Saidiya Hartman, “Venus in Two Acts,” Small Axe 12, no. 2 (2008): 1-14. muse.jhu.edu/article/241115.
Intersections and Identity
Growing up as a first generation Indo-Trinidadian American, my life was engulfed in narratives of the pasts – stories that allowed me to piece together parts of my identity, ancestry, self making meaning of my life and the past live(s) of generations before me – inevitably brought me here. As a first year PhD student I find myself drawn to studying archives, colonization, decolonization, Caribbean, marginalized narratives, resistance, and rebellion embedded within texts.
This is one of the reasons I am drawn to the Apartheid Heritage(s) Project because it seeks to reckon with the narratives of the past in addition to engaging with the “intersections between architecture, social justice, and human rights on the Internet, and critically engages with issues of race and the built environment in cities across the Global South.” This project in itself attempts to create an environment where we can study “Soweto’s past, present, and future redevelopment as a means of remembrance, reconciliation, and empowerment.”
Metadata(ing)
Part of my role within this project is working in conjunction with Cassie Tanks, who’s currently digitizing archival artifacts from the apartheid era like postcards, clothing, pins, trucks, apartheid oriented protest pins/such. I am then looking at the digitized artifacts and creating metadata for them. Metadata is collected data containing the date, title, language, creator, and publisher. Most of this information is gathered by examining the document itself and then doing a bit of research to situate the object. I find myself being continuously shocked by the range of objects and the ways in which they engage with the history we are investing and toiling with.
A screenshot of the metadata and cataloging spreadsheet.
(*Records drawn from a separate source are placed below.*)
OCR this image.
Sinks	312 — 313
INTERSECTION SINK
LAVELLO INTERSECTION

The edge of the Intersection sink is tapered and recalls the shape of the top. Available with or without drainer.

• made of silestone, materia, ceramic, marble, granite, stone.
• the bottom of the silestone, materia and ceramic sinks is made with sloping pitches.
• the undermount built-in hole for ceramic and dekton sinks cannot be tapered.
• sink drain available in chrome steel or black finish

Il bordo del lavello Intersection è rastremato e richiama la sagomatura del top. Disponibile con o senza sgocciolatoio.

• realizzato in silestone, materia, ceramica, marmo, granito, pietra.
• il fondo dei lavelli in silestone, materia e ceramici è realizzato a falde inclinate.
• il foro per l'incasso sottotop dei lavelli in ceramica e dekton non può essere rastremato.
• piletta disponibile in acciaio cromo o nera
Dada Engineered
Last Friday, I had the opportunity to see the full process in action. We were able to watch the process of Cassie, our very own archivist, take photos of the objects in a light box and try it out ourselves! I must say this process is incredibly cool as well as meticulous. I think I fulfilled my goal of being a novice photographer for the way. I found it interesting how closely we have to pay attention to the object itself – ensuring that we took photos of every angle. Then Cassie has corresponded each object to a particular number that then relates to the online metadata(ing) I have been doing. My mind was blown. Through this exercise, I saw the work come full circle and recognized the ways in which we connect digital cataloging with metadata.
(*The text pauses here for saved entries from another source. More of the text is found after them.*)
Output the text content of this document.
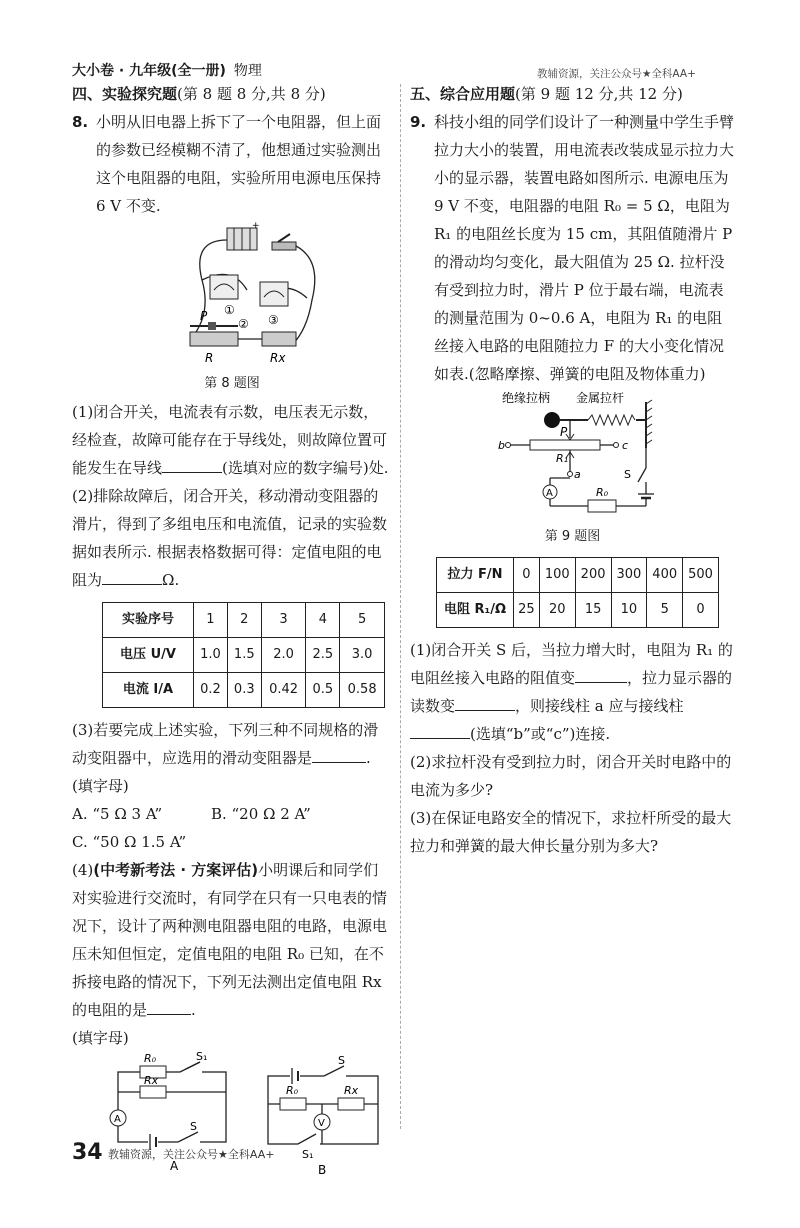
大小卷 · 九年级(全一册) 物理	教辅资源，关注公众号★全科AA+
四、实验探究题(第 8 题 8 分,共 8 分)
8. 小明从旧电器上拆下了一个电阻器，但上面的参数已经模糊不清了，他想通过实验测出这个电阻器的电阻，实验所用电源电压保持 6 V 不变.

+
P
R	Rx
①
② ③
第 8 题图

(1)闭合开关，电流表有示数，电压表无示数，经检查，故障可能存在于导线处，则故障位置可能发生在导线	(选填对应的数字编号)处.

(2)排除故障后，闭合开关，移动滑动变阻器的滑片，得到了多组电压和电流值，记录的实验数据如表所示. 根据表格数据可得：定值电阻的电阻为	Ω.

实验序号	1	2	3	4	5
电压 U/V	1.0	1.5	2.0	2.5	3.0
电流 I/A	0.2	0.3	0.42	0.5	0.58

(3)若要完成上述实验，下列三种不同规格的滑动变阻器中，应选用的滑动变阻器是	. (填字母)

A. “5 Ω 3 A”	B. “20 Ω 2 A”
C. “50 Ω 1.5 A”

(4)(中考新考法 · 方案评估)小明课后和同学们对实验进行交流时，有同学在只有一只电表的情况下，设计了两种测电阻器电阻的电路，电源电压未知但恒定，定值电阻的电阻 R₀ 已知，在不拆接电路的情况下，下列无法测出定值电阻 Rx 的电阻的是	.
(填字母)

R₀
Rx
S₁
A
S
A
S
R₀	Rx
V
S₁
B
五、综合应用题(第 9 题 12 分,共 12 分)
9. 科技小组的同学们设计了一种测量中学生手臂拉力大小的装置，用电流表改装成显示拉力大小的显示器，装置电路如图所示. 电源电压为 9 V 不变，电阻器的电阻 R₀ = 5 Ω，电阻为 R₁ 的电阻丝长度为 15 cm，其阻值随滑片 P 的滑动均匀变化，最大阻值为 25 Ω. 拉杆没有受到拉力时，滑片 P 位于最右端，电流表的测量范围为 0~0.6 A，电阻为 R₁ 的电阻丝接入电路的电阻随拉力 F 的大小变化情况如表.(忽略摩擦、弹簧的电阻及物体重力)

绝缘拉柄 金属拉杆
P
R₁
b	c
a
A	R₀
S
第 9 题图
拉力 F/N	0	100	200	300	400	500
电阻 R₁/Ω	25	20	15	10	5	0

(1)闭合开关 S 后，当拉力增大时，电阻为 R₁ 的电阻丝接入电路的阻值变	，拉力显示器的读数变	，则接线柱 a 应与接线柱(选填“b”或“c”)连接.

(2)求拉杆没有受到拉力时，闭合开关时电路中的电流为多少?

(3)在保证电路安全的情况下，求拉杆所受的最大拉力和弹簧的最大伸长量分别为多大?

34 教辅资源，关注公众号★全科AA+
Reading History Through Objects
In engaging with metadata, I am parsing through aspects of history and trying to finagle how to materialize the history we read about through objects – which is both fascinating and mildly terrifying because of the weight they carry. I am always deeply conscious of the ways in which their narratives aren’t told and how we as a collective have to do these people justice as we work through the archives. In my own research, I also find myself invested in the stories the archives fail to tell because the perspective we get is often fraught with violence. The archive can be a site of embedded narratives if we interrogate them and challenge the view being given. My own work engages with the Caribbean as well as Boston both in the pre-twentieth century and contemporary moment – here I seek to challenge the harm the archive and English discipline often perpetuates through projects like Aparthied Heritage(s) which deeply engages with cultural practices of remembrance, reconciliation, and empowerment.